Fast-tracked agents would be killed immediately with the teardown rather than waiting for ACKs. If all workers are idle, GOD gets the zero-worker brief ('There are no workers on the floor right now -- do steps 3 and 4 immediately.', already handled at line 125) and only saves its own state before sending COMPLETE. Near-instant quit.

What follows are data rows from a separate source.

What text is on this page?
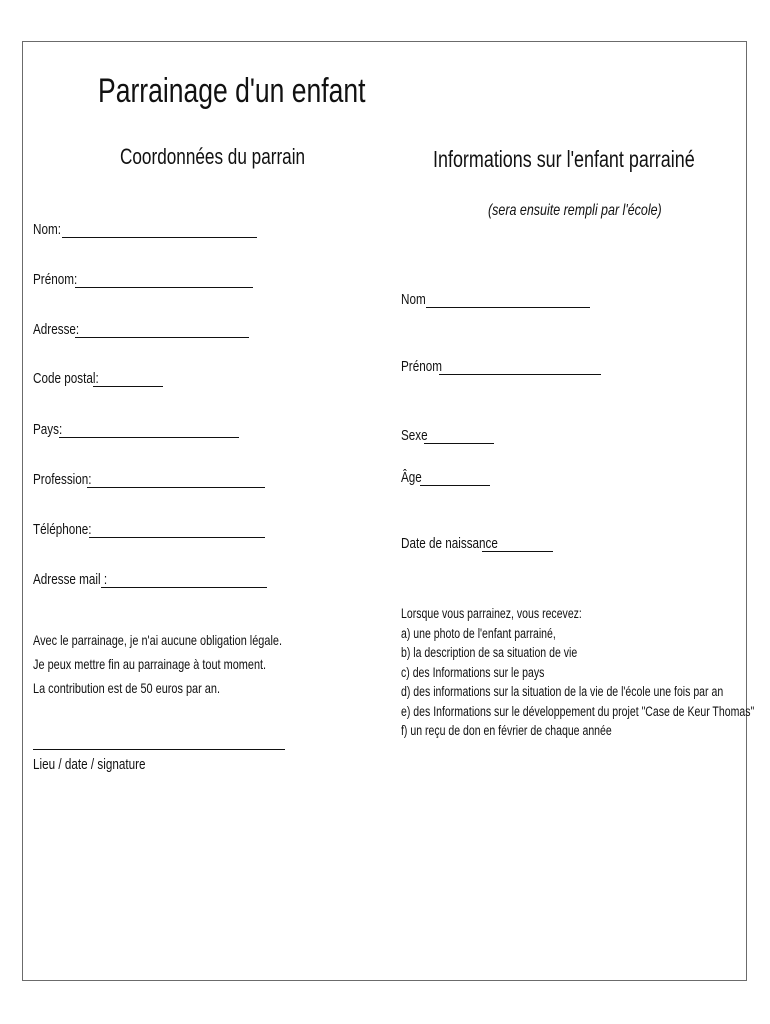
Parrainage d'un enfant
Coordonnées du parrain	Informations sur l'enfant parrainé
(sera ensuite rempli par l'école)
Nom:
Prénom:
Adresse:
Code postal:
Pays:
Profession:
Téléphone:
Adresse mail :
Avec le parrainage, je n'ai aucune obligation légale.
Je peux mettre fin au parrainage à tout moment.
La contribution est de 50 euros par an.
Lieu / date / signature
Nom
Prénom
Sexe
Âge
Date de naissance
Lorsque vous parrainez, vous recevez:
a) une photo de l'enfant parrainé,
b) la description de sa situation de vie
c) des Informations sur le pays
d) des informations sur la situation de la vie de l'école une fois par an
e) des Informations sur le développement du projet "Case de Keur Thomas"
f) un reçu de don en février de chaque année
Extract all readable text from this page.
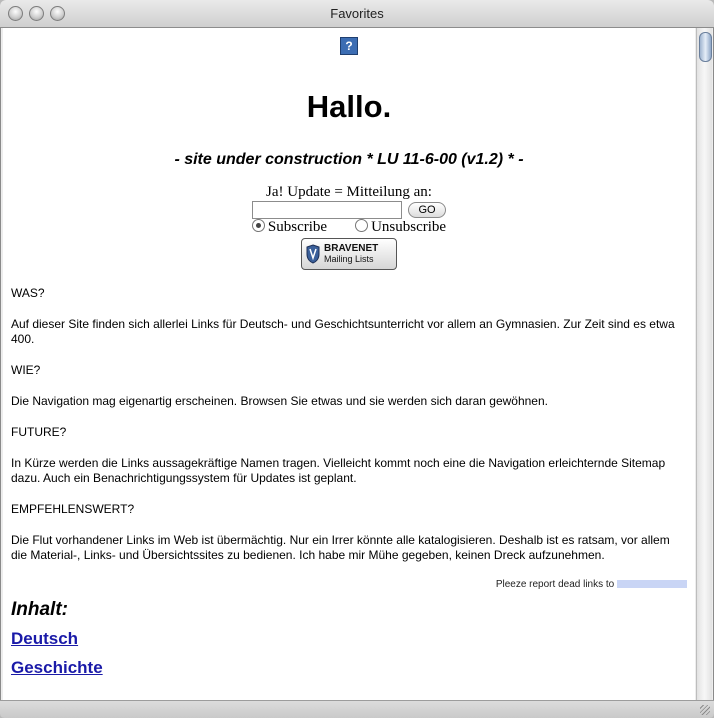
Favorites
?
Hallo.
- site under construction * LU 11-6-00 (v1.2) * -
Ja! Update = Mitteilung an:
GO
Subscribe	Unsubscribe
BRAVENET
Mailing Lists

WAS?

Auf dieser Site finden sich allerlei Links für Deutsch- und Geschichtsunterricht vor allem an Gymnasien. Zur Zeit sind es etwa 400.

WIE?

Die Navigation mag eigenartig erscheinen. Browsen Sie etwas und sie werden sich daran gewöhnen.

FUTURE?

In Kürze werden die Links aussagekräftige Namen tragen. Vielleicht kommt noch eine die Navigation erleichternde Sitemap dazu. Auch ein Benachrichtigungssystem für Updates ist geplant.

EMPFEHLENSWERT?

Die Flut vorhandener Links im Web ist übermächtig. Nur ein Irrer könnte alle katalogisieren. Deshalb ist es ratsam, vor allem die Material-, Links- und Übersichtssites zu bedienen. Ich habe mir Mühe gegeben, keinen Dreck aufzunehmen.

Pleeze report dead links to
Inhalt:
Deutsch
Geschichte
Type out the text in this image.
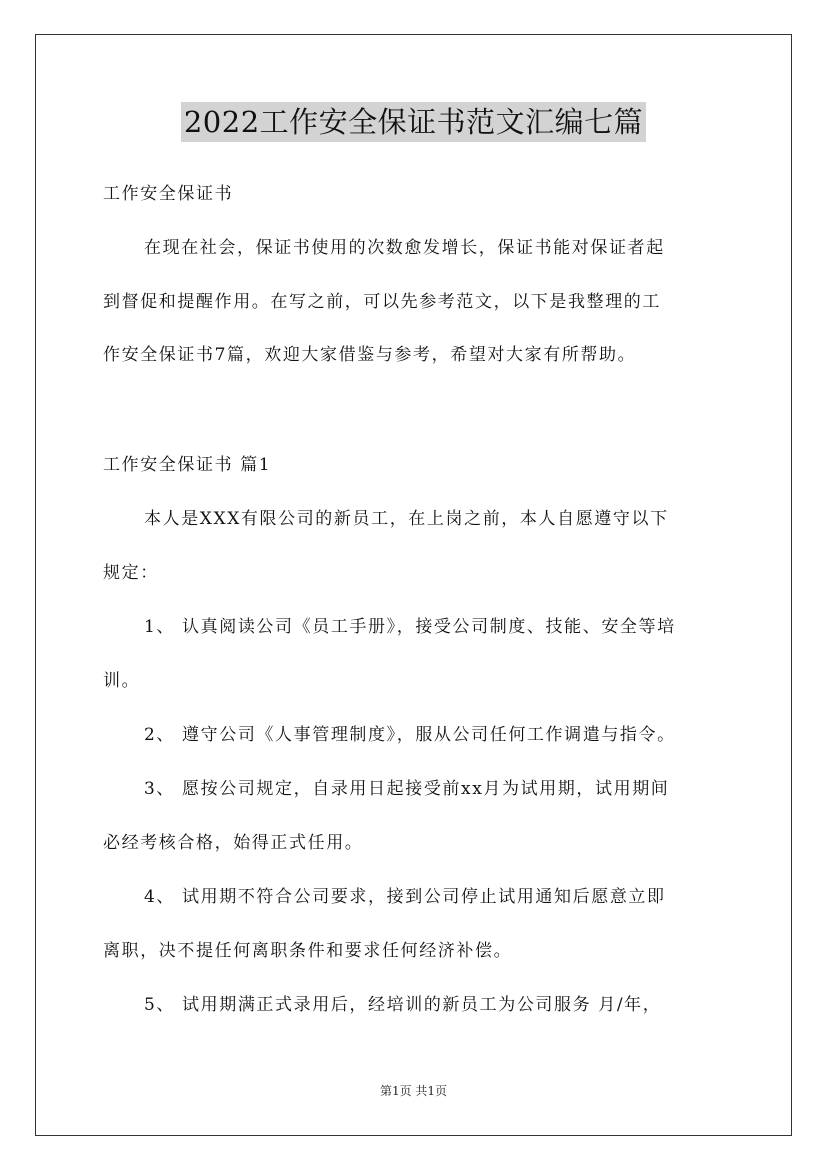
2022工作安全保证书范文汇编七篇
工作安全保证书
在现在社会，保证书使用的次数愈发增长，保证书能对保证者起
到督促和提醒作用。在写之前，可以先参考范文，以下是我整理的工
作安全保证书7篇，欢迎大家借鉴与参考，希望对大家有所帮助。
工作安全保证书 篇1
本人是XXX有限公司的新员工，在上岗之前，本人自愿遵守以下
规定：
1、 认真阅读公司《员工手册》，接受公司制度、技能、安全等培
训。
2、 遵守公司《人事管理制度》，服从公司任何工作调遣与指令。
3、 愿按公司规定，自录用日起接受前xx月为试用期，试用期间
必经考核合格，始得正式任用。
4、 试用期不符合公司要求，接到公司停止试用通知后愿意立即
离职，决不提任何离职条件和要求任何经济补偿。
5、 试用期满正式录用后，经培训的新员工为公司服务 月/年，
第1页 共1页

The ClosingTimeController constructor would need two additional dependencies: access to the telemetry snapshot and a way to run a synchronous git-status check. Both already exist in the main process scope where the controller is instantiated (lines 1356-1367 of index.ts).

Alternatives considered

  • The simplest workaround today is to click "kill all & quit" when you know your agents are idle. This works, but it requires the user to make a judgment call about whether agents have unsaved state. The point of "closing time" is to remove that judgment call. If closing time is slow enough that users learn to avoid it in favor of kill-all, the feature loses its value as the safe default.
  • A simpler implementation: skip the git-status check entirely and use only lastActiveSecAgo > threshold + inboxBacklog === 0. Cheaper (no filesystem call per agent) and covers the majority case. The risk is an agent that finished work but didn't commit, then went idle. In practice this is rare because Claude Code's normal flow includes committing as part of task completion, but it's not guaranteed.
  • Another option: keep the current protocol but have GOD skip the broadcast-and-wait for agents it can see are idle in fleet.json. This keeps the optimization in the LLM layer rather than the harness, but it's less reliable (GOD might not check fleet.json) and still burns GOD's tokens to make the determination.